While he was thus actively engaged, a series of unforeseen circumstances led the banking-house in which he was engaged, to suspend its payments. The creditors, however, had so much confidence in Mr. Roscoe's integrity, that the bank was allowed time to recover from its embarrassments; and Mr. Roscoe, on first entering the bank, after this accommodation, was loudly greeted by the populace. The difficulties, however, in which the bank was placed, rendered it impossible for the proprietors to make good their engagements. Mr. Roscoe did all that could be expected from an honest man; he gave up the whole of his property. His library, which was very extensive, and consisted principally of Italian works, was the only sacrifice which he had reason to regret; as it deprived him of that intellectual society which he found in communing with, and imbibing, the sentiments of kindred minds.

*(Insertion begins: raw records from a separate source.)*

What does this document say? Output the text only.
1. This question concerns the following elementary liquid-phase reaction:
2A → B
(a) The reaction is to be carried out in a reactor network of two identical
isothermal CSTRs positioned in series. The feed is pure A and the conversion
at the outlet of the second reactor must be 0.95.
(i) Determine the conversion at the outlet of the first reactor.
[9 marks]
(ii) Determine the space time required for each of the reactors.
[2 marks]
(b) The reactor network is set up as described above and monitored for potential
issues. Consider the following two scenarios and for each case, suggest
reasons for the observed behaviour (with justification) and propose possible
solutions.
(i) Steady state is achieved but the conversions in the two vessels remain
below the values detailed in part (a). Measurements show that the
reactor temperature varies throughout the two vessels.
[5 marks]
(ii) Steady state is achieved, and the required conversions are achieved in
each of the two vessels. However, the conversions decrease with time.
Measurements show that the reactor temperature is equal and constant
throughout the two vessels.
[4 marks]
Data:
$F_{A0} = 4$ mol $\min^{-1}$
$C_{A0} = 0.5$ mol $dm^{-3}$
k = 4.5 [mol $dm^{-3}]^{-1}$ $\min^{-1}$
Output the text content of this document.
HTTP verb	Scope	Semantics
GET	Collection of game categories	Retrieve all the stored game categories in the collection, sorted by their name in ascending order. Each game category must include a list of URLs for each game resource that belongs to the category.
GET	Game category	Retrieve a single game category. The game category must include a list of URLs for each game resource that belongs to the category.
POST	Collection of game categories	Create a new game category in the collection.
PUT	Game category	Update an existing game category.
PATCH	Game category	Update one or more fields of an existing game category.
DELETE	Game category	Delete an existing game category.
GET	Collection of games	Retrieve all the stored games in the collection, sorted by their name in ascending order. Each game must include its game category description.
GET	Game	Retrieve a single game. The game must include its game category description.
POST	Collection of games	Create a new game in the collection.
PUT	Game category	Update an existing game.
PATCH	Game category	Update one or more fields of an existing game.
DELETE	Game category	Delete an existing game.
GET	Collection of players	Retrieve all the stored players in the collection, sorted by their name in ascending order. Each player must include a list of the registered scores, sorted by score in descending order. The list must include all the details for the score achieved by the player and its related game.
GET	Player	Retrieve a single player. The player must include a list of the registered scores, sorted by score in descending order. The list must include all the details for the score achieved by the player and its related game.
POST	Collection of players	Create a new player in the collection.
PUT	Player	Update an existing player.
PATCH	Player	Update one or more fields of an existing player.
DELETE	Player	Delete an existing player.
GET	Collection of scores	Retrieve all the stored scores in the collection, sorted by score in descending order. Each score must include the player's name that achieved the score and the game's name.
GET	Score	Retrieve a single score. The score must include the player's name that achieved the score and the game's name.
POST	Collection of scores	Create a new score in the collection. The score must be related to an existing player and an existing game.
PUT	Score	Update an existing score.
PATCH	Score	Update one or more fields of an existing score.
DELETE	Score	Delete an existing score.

Mr. Roscoe, when young, was extremely handsome. His countenance was open and generous, and his deportment dignified and majestic. He has long enjoyed the honour of ranking at the head of the circles of science and learning in Liverpool, and he has always evinced himself the friend and patron of genius. Whoever was fortunate enough to receive a letter of recommendation to him, was certain of being noticed and patronized in Liverpool. Though born of humble parentage, Mr. Roscoe has evinced, through life, that unaffected dignity of manner, and that delicate sense of honour, which proved that the principle which constitutes true greatness of mind, is not the exclusive birthright of ancestry. He is a zealous advocate for the rights of mankind, and the voice of freedom inspired him to sing "The Wrongs of Africa," and to pourtray them with a spirit and strength of colouring, that gave a new impetus to the enthusiasm which animated the friends of liberty at the time; and which eventually restored the degraded African to that equal freedom which is the birth-right of the human race.